Сеид безмерен. В своей вере во всемогущество личности он превзошел меня, не признает никаких границ, авторитетов, и, когда слово его не проходит, отчаивается и замыкается в себе. В этом отчасти виновен я. Он пришел ко мне совсем юным, и я, очарованный его способностями, очень рано дал ему прославиться. Только небольшая часть моих ученых мюридов хорошо чувствует природу Сеида, его сущность. Но все они ходят дервишами в далеких краях и неизвестно, когда вернутся. С Сеидом будь осторожен и предупредителен, блюди его честь и достоинство, выслушивай слова его терпеливо и внимательно, потому что он, мой любимый ученик, даже со мной в разговоре весьма, свободен. Фатьма и Сеид одного замеса натуры. Но ты должен помнить: насколько плодотворна вольность и безмерность для Сеида, настолько она пагубна для Фатьмы. Очень жаль, но отлучение не принесло желаемых плодов. Скорее наоборот. Видимо, я сам должен поговорить с нею, чтобы она стала тебе помощницей и опорой. Что сказать о Махмуде? Судьба его пока неизвестна. К тому же дух его, как мне кажется, в страшном смятении.
Вся тяжесть на твоих плечах! Но и за тебя я не совсем спокоен, сын мой! Фазл опять, как давеча в келье, посмотрел на мовлану пытливым взглядом и спросил неожиданно: - Нет в тебе колебаний?
Мовлана Таджэддин почувствовал, как залился краской, и приготовился было, как хотел, изложить своя сомнения, но Фазл слегка поднял руку.

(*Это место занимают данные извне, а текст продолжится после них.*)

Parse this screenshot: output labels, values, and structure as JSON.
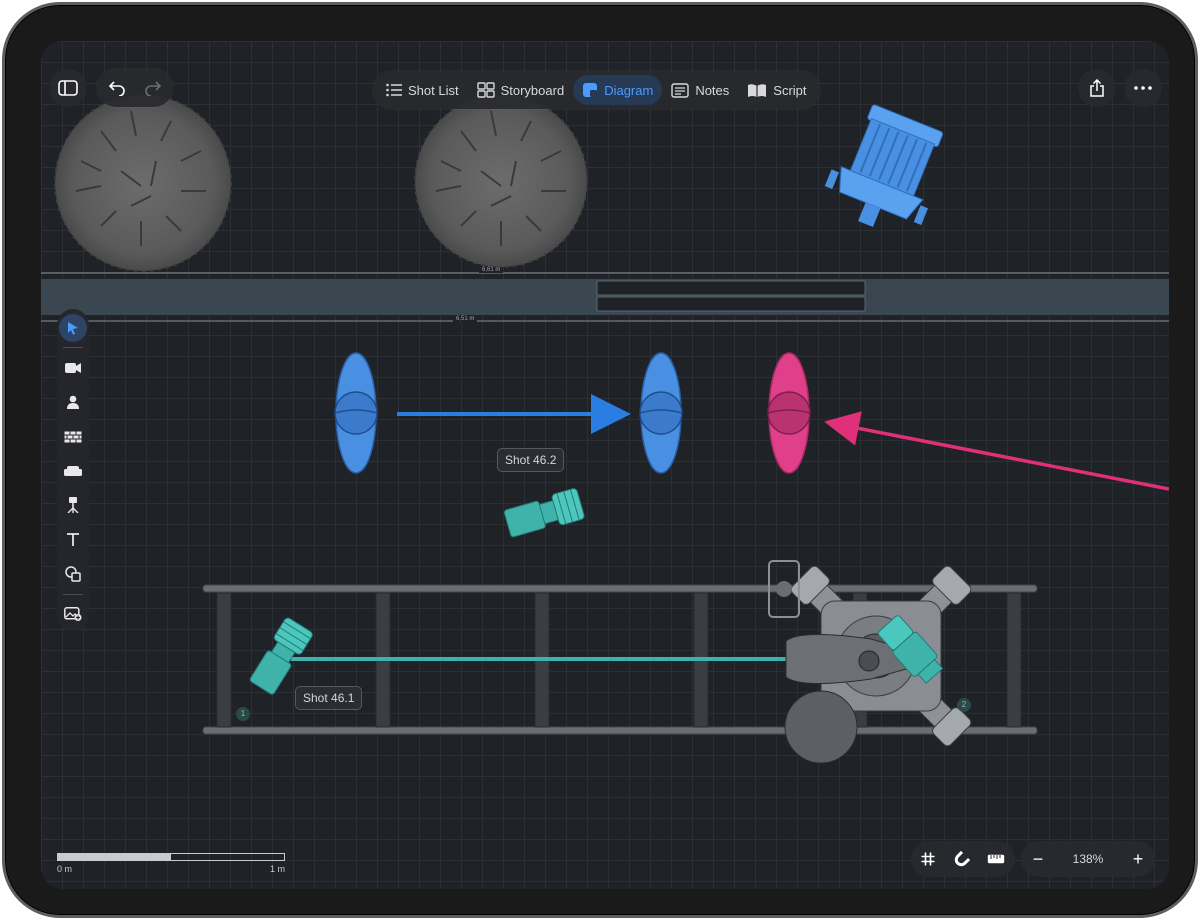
{
  "nav": {
    "tabs": [
      {
        "label": "Shot List",
        "icon": "list-icon"
      },
      {
        "label": "Storyboard",
        "icon": "storyboard-grid-icon"
      },
      {
        "label": "Diagram",
        "icon": "diagram-icon",
        "active": true
      },
      {
        "label": "Notes",
        "icon": "notes-icon"
      },
      {
        "label": "Script",
        "icon": "book-icon"
      }
    ]
  },
  "toolbar": {
    "tools": [
      "select-arrow-icon",
      "camera-icon",
      "person-icon",
      "wall-icon",
      "sofa-icon",
      "light-stand-icon",
      "text-icon",
      "shapes-icon",
      "add-image-icon"
    ]
  },
  "canvas": {
    "dimension_top": "6,61 m",
    "dimension_bottom": "6,51 m",
    "shot_a": "Shot 46.2",
    "shot_b": "Shot 46.1",
    "badge_one": "1",
    "badge_two": "2"
  },
  "scale_bar": {
    "start": "0 m",
    "end": "1 m"
  },
  "zoom": {
    "value": "138%",
    "minus": "−",
    "plus": "+"
  },
  "colors": {
    "actor_blue": "#4a90e2",
    "actor_pink": "#e0408a",
    "camera_teal": "#3fb3aa",
    "arrow_blue": "#2a7de1",
    "arrow_pink": "#e0307a",
    "accent": "#4a9cff"
  }
}
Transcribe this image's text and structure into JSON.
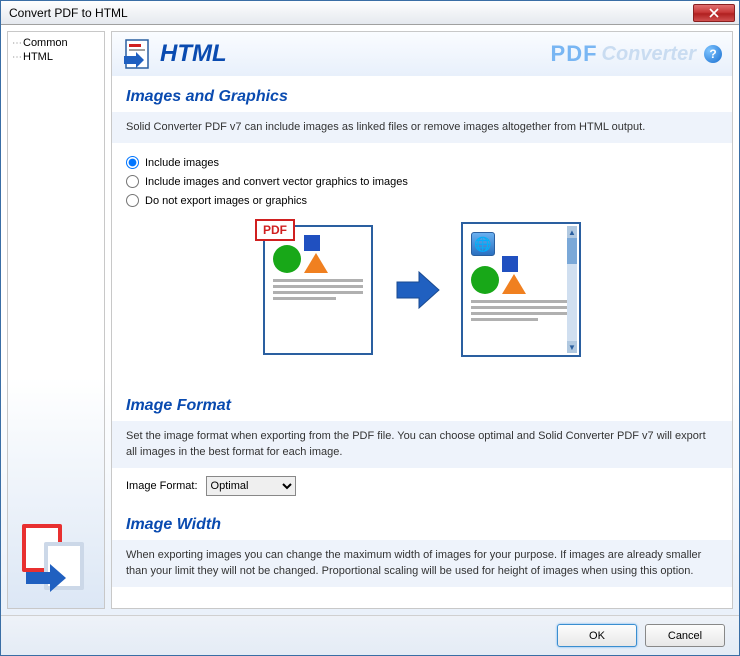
{
  "window": {
    "title": "Convert PDF to HTML"
  },
  "sidebar": {
    "items": [
      "Common",
      "HTML"
    ]
  },
  "header": {
    "title": "HTML",
    "brand_pdf": "PDF",
    "brand_conv": "Converter"
  },
  "sections": {
    "images": {
      "title": "Images and Graphics",
      "desc": "Solid Converter PDF v7 can include images as linked files or remove images altogether from HTML output.",
      "options": [
        "Include images",
        "Include images and convert vector graphics to images",
        "Do not export  images or graphics"
      ],
      "selected": 0,
      "pdf_badge": "PDF"
    },
    "format": {
      "title": "Image Format",
      "desc": "Set the image format when exporting from the PDF file. You can choose optimal and Solid Converter PDF v7 will export all images in the best format for each image.",
      "label": "Image Format:",
      "value": "Optimal"
    },
    "width": {
      "title": "Image Width",
      "desc": "When exporting images you can change the maximum width of images for your purpose. If images are already smaller than your limit they will not be changed. Proportional scaling will be used for height of images when using this option."
    }
  },
  "footer": {
    "ok": "OK",
    "cancel": "Cancel"
  }
}
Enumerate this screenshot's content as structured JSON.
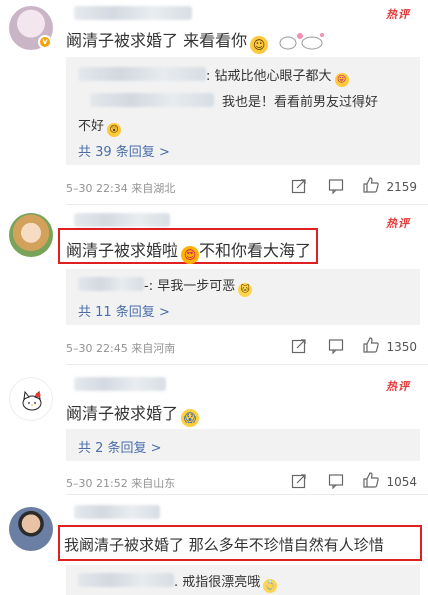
{
  "hot_label": "热评",
  "comments": [
    {
      "text": "阚清子被求婚了 来看看你",
      "emoji": "laugh-cry-emoji",
      "replies": [
        {
          "text": ": 钻戒比他心眼子都大",
          "emoji": "tongue-emoji"
        },
        {
          "text": "我也是！看看前男友过得好",
          "text2": "不好",
          "emoji": "shock-emoji"
        }
      ],
      "more": "共 39 条回复 >",
      "date": "5–30 22:34",
      "location": "来自湖北",
      "likes": "2159"
    },
    {
      "text": "阚清子被求婚啦",
      "text_after": "不和你看大海了",
      "emoji": "heart-eyes-emoji",
      "replies": [
        {
          "text": "-: 早我一步可恶",
          "emoji": "cat-emoji"
        }
      ],
      "more": "共 11 条回复 >",
      "date": "5–30 22:45",
      "location": "来自河南",
      "likes": "1350"
    },
    {
      "text": "阚清子被求婚了",
      "emoji": "scream-emoji",
      "more": "共 2 条回复 >",
      "date": "5–30 21:52",
      "location": "来自山东",
      "likes": "1054"
    },
    {
      "text": "我阚清子被求婚了  那么多年不珍惜自然有人珍惜",
      "replies": [
        {
          "text": ". 戒指很漂亮哦",
          "emoji": "ring-emoji"
        }
      ]
    }
  ],
  "colors": {
    "link": "#4a6ea9",
    "hot": "#e23a3a",
    "highlight": "#e02020",
    "meta": "#939393"
  }
}
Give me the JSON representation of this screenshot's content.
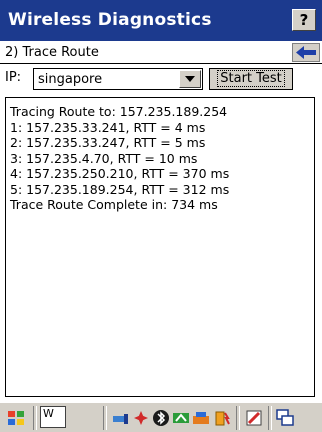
{
  "window": {
    "title": "Wireless Diagnostics",
    "help_label": "?"
  },
  "subheader": {
    "label": "2) Trace Route"
  },
  "ip_row": {
    "label": "IP:",
    "selected_value": "singapore",
    "start_button_label": "Start Test"
  },
  "output": {
    "lines": [
      "Tracing Route to: 157.235.189.254",
      "1: 157.235.33.241, RTT = 4 ms",
      "2: 157.235.33.247, RTT = 5 ms",
      "3: 157.235.4.70, RTT = 10 ms",
      "4: 157.235.250.210, RTT = 370 ms",
      "5: 157.235.189.254, RTT = 312 ms",
      "Trace Route Complete in: 734 ms"
    ]
  },
  "taskbar": {
    "input_text": "W",
    "icons": [
      "start-icon",
      "network-icon",
      "bluetooth-icon",
      "wifi-icon",
      "battery-icon",
      "edit-icon",
      "windows-icon"
    ]
  },
  "colors": {
    "titlebar": "#1c3a8e",
    "back_arrow": "#1e3fa8"
  }
}
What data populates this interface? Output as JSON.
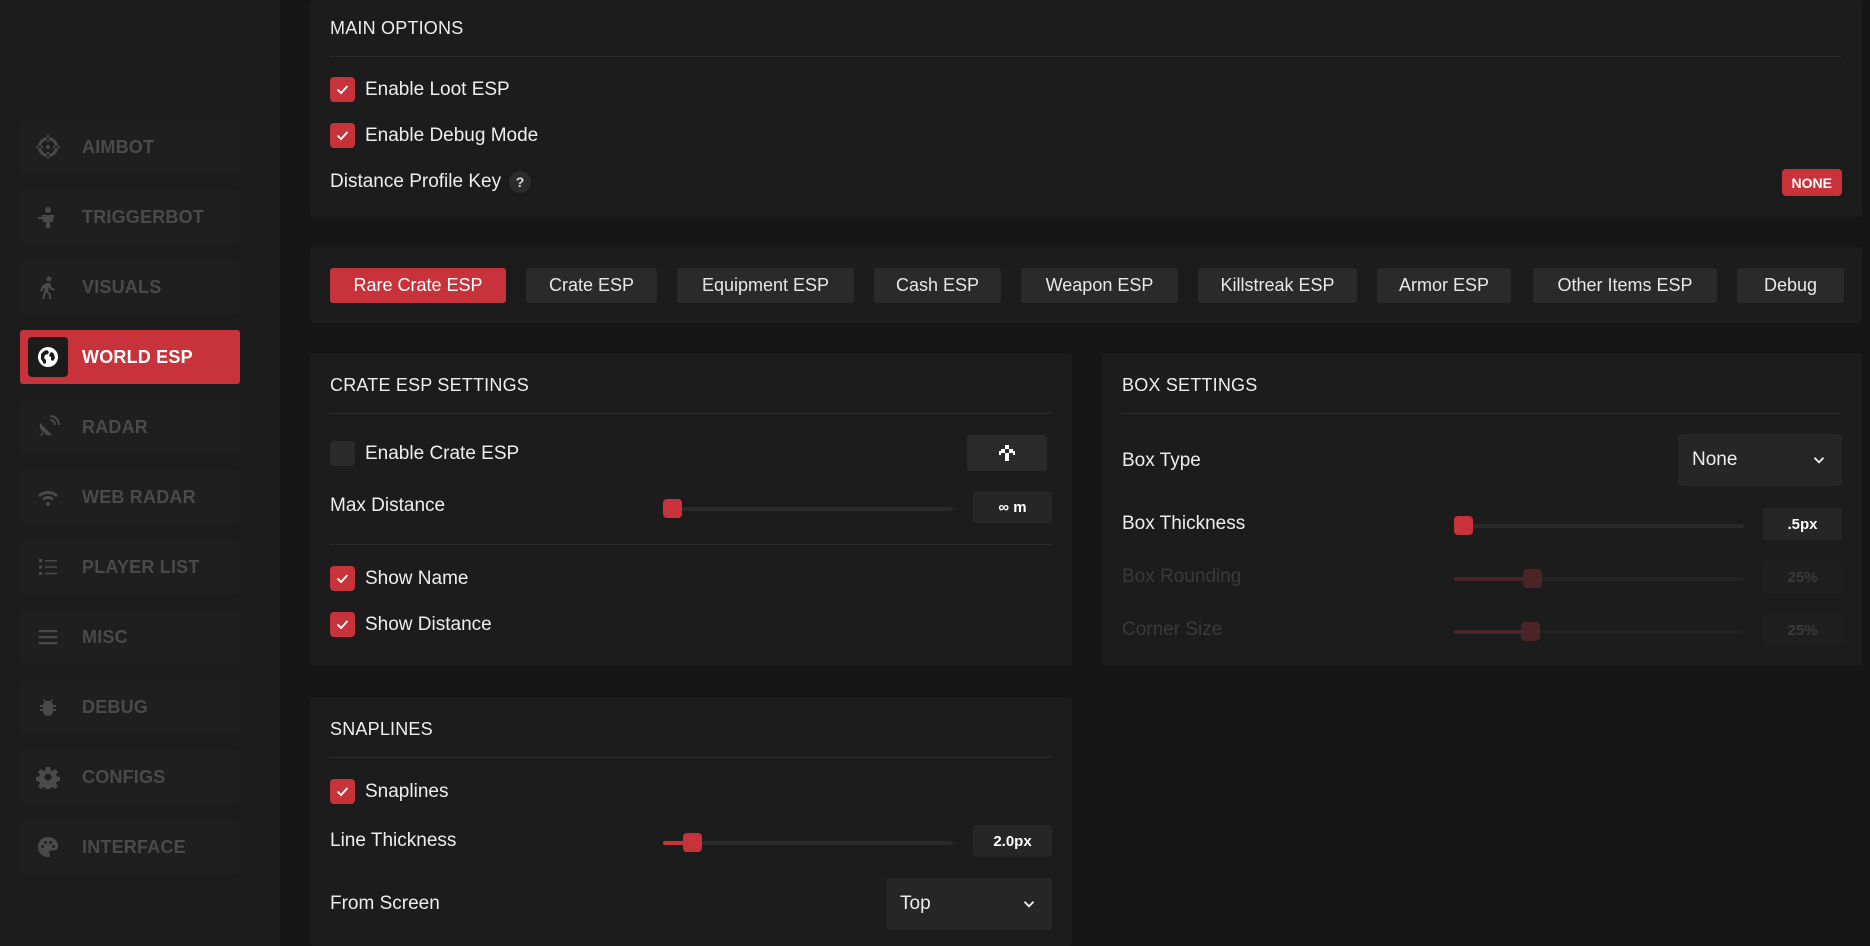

- Не надо, твои сомнения на твоем лице, - сказал он. - Впереди много событий, тебя ждет много волнений, и ты не раз будешь метаться от одного решения к другому, прямо противоположному. Твое призвание - править, но ты еще очень неопытен, сын мой! Я знал: ты задумаешься о причинах бунта и перейдешь на позиции Юсифа. Но я знаю и то, что дух твой не приемлет бунта. Мой совет тебе: если засомневаешься в правоте моей, не спеши высказываться. Помни, что сила твоя в единстве разума и страсти, и потому-то в столь тяжкий час я все доверил тебе.
Я поведаю тебе то важное, ради чего позвал тебя сюда, и ты убедишься сам, что намерения и цели Юсифа неприемлемы.
Шагирды, увидев, что Устад начал разговор с мовланой Таджэддином, быстро убрав посуду и скатерть, отошли от костра. Стоявший у костра Гусейн Кейа, отличающийся среди мюридов угрюмостью, замкнутостью, казавшийся человеком бесстрастным, но умевший, как редко кто, услышать в едином слове целый мир, тоже отошел, едва начался намаз, ибо Устад не пригласил его присутствовать, хотя и доверял ему, и этот ширококостный, нелюдимый человек носил в себе бессчетное число тайн Хакка.
- То, что принято у нас называть Днем Фазла,- не истинно и ложно, - сказал Фазл.
Мовлана Таджэддин потрясение молчал. Лицо его побелело, кровь отлила от него. Он не находил слов, чтобы выразить свое изумление, смешанное с отчаянием.
Основа, на которой целое десятилетие возводилось здание их мечты, - ложь?!
- Ложь, сын мой! - горестно повторил Устал. - День Фазла вне учения и не имеет никакого к нему отношения. И колебания в караване - тоже плоды этой лжи.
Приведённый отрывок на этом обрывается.